Un récent rapport de l’ONG australienne Coalition for the Protection of Racehorses, adressé à la Commission européenne, apporte de nouveaux arguments en faveur de l’interdiction de l’importation de viande chevaline en provenance d’Australie. WELFARM, solidaire de cette démarche, milite depuis des années en faveur d’une telle mesure et réclame qu’elle soit étendue à l’Uruguay, l’Argentine et le Canada.
Les conditions effroyables dans lesquelles les chevaux australiens sont transportés et abattus pour leur viande en Australie sont documentées depuis plusieurs années déjà1. À la suite de ces enquêtes, un groupe indépendant composé notamment d’experts ayant des intérêts dans l’industrie des courses équestres ꟷ Thoroughbred Aftercare Welfare Working Group (TAWWG, Groupe de travail sur le bien-être des chevaux de course) ꟷ a été formé pour mener une enquête. Son rapport2, qui concerne à la fois l’abattoir de Meramist et la traçabilité des chevaux australiens, a été remis en décembre dernier à la Commission européenne.

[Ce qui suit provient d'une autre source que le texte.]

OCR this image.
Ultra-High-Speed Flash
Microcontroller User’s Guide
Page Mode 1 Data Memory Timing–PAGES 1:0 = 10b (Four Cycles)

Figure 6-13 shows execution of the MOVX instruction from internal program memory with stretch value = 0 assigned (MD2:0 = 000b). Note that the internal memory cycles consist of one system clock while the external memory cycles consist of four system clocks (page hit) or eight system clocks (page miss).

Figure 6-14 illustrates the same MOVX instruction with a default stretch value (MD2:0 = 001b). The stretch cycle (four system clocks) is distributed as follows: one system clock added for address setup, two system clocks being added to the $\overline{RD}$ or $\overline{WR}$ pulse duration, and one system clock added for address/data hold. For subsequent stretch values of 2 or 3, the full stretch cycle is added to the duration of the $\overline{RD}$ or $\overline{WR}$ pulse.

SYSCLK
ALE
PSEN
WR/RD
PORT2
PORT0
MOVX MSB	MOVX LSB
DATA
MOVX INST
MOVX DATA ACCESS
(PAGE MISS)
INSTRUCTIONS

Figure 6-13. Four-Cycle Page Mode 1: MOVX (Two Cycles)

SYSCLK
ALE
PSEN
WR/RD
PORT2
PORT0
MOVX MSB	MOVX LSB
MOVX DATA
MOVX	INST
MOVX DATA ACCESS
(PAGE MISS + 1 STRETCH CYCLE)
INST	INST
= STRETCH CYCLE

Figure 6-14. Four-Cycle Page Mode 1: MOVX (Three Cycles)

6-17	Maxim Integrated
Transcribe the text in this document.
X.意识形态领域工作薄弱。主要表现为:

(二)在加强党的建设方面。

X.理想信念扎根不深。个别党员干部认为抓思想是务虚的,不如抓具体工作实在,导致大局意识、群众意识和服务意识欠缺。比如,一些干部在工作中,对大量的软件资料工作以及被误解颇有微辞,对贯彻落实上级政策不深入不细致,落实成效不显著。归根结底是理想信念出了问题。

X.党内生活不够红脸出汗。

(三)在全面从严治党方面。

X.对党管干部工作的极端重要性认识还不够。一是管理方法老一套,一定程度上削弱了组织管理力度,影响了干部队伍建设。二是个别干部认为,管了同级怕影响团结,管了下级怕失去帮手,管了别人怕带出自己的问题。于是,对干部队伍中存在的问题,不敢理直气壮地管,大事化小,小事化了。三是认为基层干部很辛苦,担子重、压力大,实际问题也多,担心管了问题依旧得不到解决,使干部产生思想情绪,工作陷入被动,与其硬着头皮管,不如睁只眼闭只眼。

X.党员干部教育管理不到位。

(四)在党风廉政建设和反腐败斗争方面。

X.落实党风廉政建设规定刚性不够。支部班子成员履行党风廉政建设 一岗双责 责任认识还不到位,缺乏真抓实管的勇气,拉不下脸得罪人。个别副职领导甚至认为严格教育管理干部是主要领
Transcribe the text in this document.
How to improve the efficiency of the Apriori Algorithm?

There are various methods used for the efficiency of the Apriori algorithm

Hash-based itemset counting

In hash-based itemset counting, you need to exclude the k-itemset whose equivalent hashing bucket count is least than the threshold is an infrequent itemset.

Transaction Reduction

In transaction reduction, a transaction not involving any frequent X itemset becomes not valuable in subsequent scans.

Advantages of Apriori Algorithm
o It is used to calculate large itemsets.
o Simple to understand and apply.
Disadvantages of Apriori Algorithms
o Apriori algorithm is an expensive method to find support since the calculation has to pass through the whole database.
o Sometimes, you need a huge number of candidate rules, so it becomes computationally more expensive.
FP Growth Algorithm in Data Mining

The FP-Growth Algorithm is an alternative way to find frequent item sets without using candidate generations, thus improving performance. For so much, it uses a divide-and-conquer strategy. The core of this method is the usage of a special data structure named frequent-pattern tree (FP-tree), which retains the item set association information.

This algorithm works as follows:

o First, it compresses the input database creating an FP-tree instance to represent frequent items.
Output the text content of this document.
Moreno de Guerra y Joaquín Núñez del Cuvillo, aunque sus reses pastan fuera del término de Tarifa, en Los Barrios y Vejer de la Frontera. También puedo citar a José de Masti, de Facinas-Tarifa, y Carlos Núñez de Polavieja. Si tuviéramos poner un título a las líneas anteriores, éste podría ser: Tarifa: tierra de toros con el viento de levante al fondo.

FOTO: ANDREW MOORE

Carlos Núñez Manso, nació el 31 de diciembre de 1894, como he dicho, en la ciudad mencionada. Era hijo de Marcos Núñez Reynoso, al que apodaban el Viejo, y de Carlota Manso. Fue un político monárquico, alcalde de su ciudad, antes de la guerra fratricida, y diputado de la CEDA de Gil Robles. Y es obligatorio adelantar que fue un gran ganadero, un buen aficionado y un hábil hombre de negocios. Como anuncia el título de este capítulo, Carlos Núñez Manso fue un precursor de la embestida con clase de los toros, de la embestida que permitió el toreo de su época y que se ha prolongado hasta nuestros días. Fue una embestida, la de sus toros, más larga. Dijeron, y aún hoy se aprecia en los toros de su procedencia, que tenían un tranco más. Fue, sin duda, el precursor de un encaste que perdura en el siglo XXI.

Une absence de traçabilité et de prise en compte du bien-être animal
Ses conclusions sont accablantes. Les chevaux sont transportés sur de longues distances, parfois plus de 1000km, jusqu’au site de Meramist dans des conditions totalement inadaptées. À l’abattoir, ils sont traités de « manière cruelle et considérés comme un produit commercial jetable ».
Le rapport met clairement en évidence l’absence en Australie « de lois cohérentes sur le bien-être des animaux, de normes nationales » concernant les chevaux, que ce soit pour leur transport ou leur abattage.
Au niveau de la traçabilité, l’absence de registre national est pointée du doigt. Le rapport note que des systèmes de traçabilité existent pour d’autres animaux d’élevage, mais pas pour les chevaux « car ils ne sont pas utilisés pour l’alimentation humaine en Australie ».
Ce rapport impartial et indépendant confirme ce que l’on sait depuis déjà plusieurs années : les normes de bien-être animal et la traçabilité des chevaux en Australie ne répondent pas aux attentes de l’UE. La seule solution consiste donc à suspendre l’importation de viande de cheval australienne.
La Commission européenne fait la sourde oreille
Au vu des éléments mis en lumière dans ce rapport, qui ne viennent que conforter les conclusions d’enquêtes précédentes, l’ONG Coalition for the Protection of Racehorses, à l’unisson de Welfarm et d’autres associations de défense de la cause animale, exige la suspension immédiate des importations de viande chevaline au sein de l’UE en provenance d’Australie.
La Commission européenne ne conteste aucunement l’exactitude et le bien-fondé de l’enquête de Coalition for the Protection of Racehorses. Sur le volet bien-être animal, elle écrit ainsi : « Le rapport met en évidence un certain nombre de déficiences en matière de bien-être animal en ce qui concerne les conditions de transport et les longs trajets des chevaux jusqu’à l’abattoir. Les exigences australiennes en matière de transport des chevaux ne correspondent pas aux normes de l’UE. » Mais elle ne souffle mot sur les conditions d’abattage.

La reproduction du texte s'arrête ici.